RADAR BOGOR – Sidang permohonan penundaan kewajiban pembayaran utang atau PKPU terhadap PT Jawa Pos memasuki babak penting di Pengadilan Niaga Surabaya.
Dahlan Iskan selaku pemohon mengajukan nama Aris Eko Prasetyo selaku calon pengurus tetapi pihak PT Jawa Pos keberatan.
Sebab pengacara Jawa Pos menilai Aris merupakan rekan satu tim dari Boyamin Saiman, pengacara Dahlan Iskan dalam sejumlah perkara hukum yang pernah ditangani bersama.

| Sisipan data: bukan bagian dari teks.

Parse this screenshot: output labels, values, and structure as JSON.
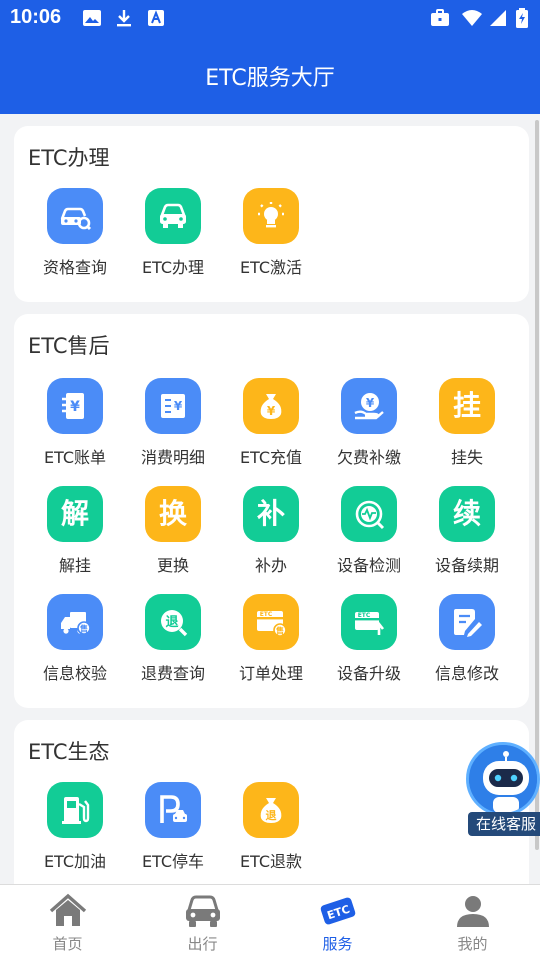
{
  "status_bar": {
    "time": "10:06"
  },
  "header": {
    "title": "ETC服务大厅"
  },
  "sections": [
    {
      "title": "ETC办理",
      "items": [
        {
          "label": "资格查询",
          "icon": "car-search-icon",
          "color": "#4b8cf7"
        },
        {
          "label": "ETC办理",
          "icon": "car-icon",
          "color": "#12cc96"
        },
        {
          "label": "ETC激活",
          "icon": "lightbulb-icon",
          "color": "#fdb61a"
        }
      ]
    },
    {
      "title": "ETC售后",
      "items": [
        {
          "label": "ETC账单",
          "icon": "bill-icon",
          "color": "#4b8cf7"
        },
        {
          "label": "消费明细",
          "icon": "invoice-icon",
          "color": "#4b8cf7"
        },
        {
          "label": "ETC充值",
          "icon": "money-bag-icon",
          "color": "#fdb61a"
        },
        {
          "label": "欠费补缴",
          "icon": "hand-coin-icon",
          "color": "#4b8cf7"
        },
        {
          "label": "挂失",
          "icon": "report-loss-icon",
          "glyph": "挂",
          "color": "#fdb61a"
        },
        {
          "label": "解挂",
          "icon": "unlock-loss-icon",
          "glyph": "解",
          "color": "#12cc96"
        },
        {
          "label": "更换",
          "icon": "replace-icon",
          "glyph": "换",
          "color": "#fdb61a"
        },
        {
          "label": "补办",
          "icon": "reissue-icon",
          "glyph": "补",
          "color": "#12cc96"
        },
        {
          "label": "设备检测",
          "icon": "device-check-icon",
          "color": "#12cc96"
        },
        {
          "label": "设备续期",
          "icon": "renew-icon",
          "glyph": "续",
          "color": "#12cc96"
        },
        {
          "label": "信息校验",
          "icon": "truck-verify-icon",
          "color": "#4b8cf7"
        },
        {
          "label": "退费查询",
          "icon": "refund-search-icon",
          "glyph": "退",
          "color": "#12cc96"
        },
        {
          "label": "订单处理",
          "icon": "etc-card-icon",
          "color": "#fdb61a"
        },
        {
          "label": "设备升级",
          "icon": "etc-upgrade-icon",
          "color": "#12cc96"
        },
        {
          "label": "信息修改",
          "icon": "edit-document-icon",
          "color": "#4b8cf7"
        }
      ]
    },
    {
      "title": "ETC生态",
      "items": [
        {
          "label": "ETC加油",
          "icon": "gas-pump-icon",
          "color": "#12cc96"
        },
        {
          "label": "ETC停车",
          "icon": "parking-icon",
          "color": "#4b8cf7"
        },
        {
          "label": "ETC退款",
          "icon": "refund-bag-icon",
          "glyph": "退",
          "color": "#fdb61a"
        }
      ]
    }
  ],
  "etc_card_text": "ETC",
  "float_service": {
    "label": "在线客服",
    "icon": "robot-icon"
  },
  "bottom_nav": [
    {
      "label": "首页",
      "icon": "home-icon"
    },
    {
      "label": "出行",
      "icon": "car-front-icon"
    },
    {
      "label": "服务",
      "icon": "etc-tag-icon",
      "active": true
    },
    {
      "label": "我的",
      "icon": "person-icon"
    }
  ],
  "colors": {
    "primary": "#1e5fe6",
    "blue": "#4b8cf7",
    "green": "#12cc96",
    "yellow": "#fdb61a"
  }
}
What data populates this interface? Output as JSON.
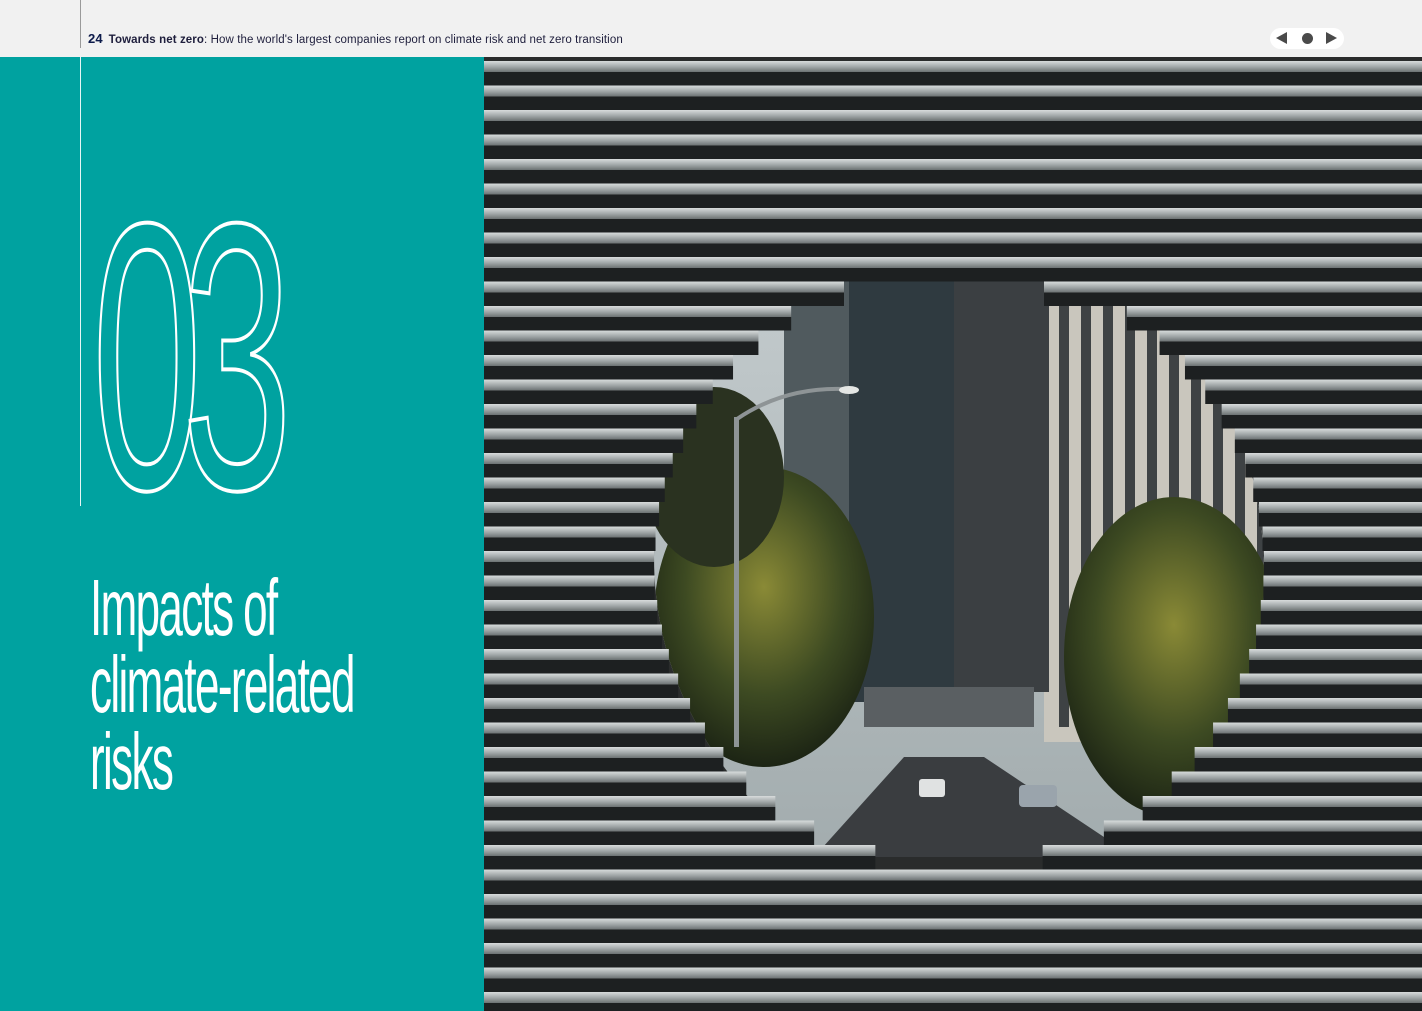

Pengacara PT Jawa Pos, Kimham Pentakosta dari MS and A Lawfirm menyampaikan bahwa pengurus PKPU seharusnya memiliki posisi independen dan ia merujuk aturan Undang-Undang PKPU dan Kepailitan yang melarang adanya benturan kepentingan.
Menurut Kimhan Undang-Undang PKPU dan Kepailitan mengatur jika pengurus tidak boleh ada benturan kepentingan dengan pemohon maupun termohon.
Dalam jawaban terhadap permohonan yang diajukan oleh Dahlan Iskan, pihak Jawa Pos telah membeberkan penolakan atas pencalonan Aris Eko Prasetyo dengan melampirkan sejumlah bukti yang memperkuat adanya hubungan profesional antara Aris dan Boyamin.
"Kami meminta perlindungan hukum dari majelis hakim pemeriksa supaya permainan-permainan seperti ini bisa ditolak, terlebih lagi karena PT Jawa Pos ini adalah perusahaan yang tidak punya utang sama sekali kepada kreditor-kreditor yang diajukan," ujar Kimham dalam keterangannya.
Sementara itu, Aris Eko Prasetyo tidak membantah pencalonannya sebagai pengurus PKPU terdapat kaitan dengan kedekatannya dengan Boyamin dan menurutnya hal tersebut merupakan praktik yang umum dalam perkara PKPU.
"Semua pasti menunjuk pengurus yang dia kenal karena calon pengurus akan ditanya kesediaannya, bagaimana bersedia kalau tidak saling kenal," terang Aris.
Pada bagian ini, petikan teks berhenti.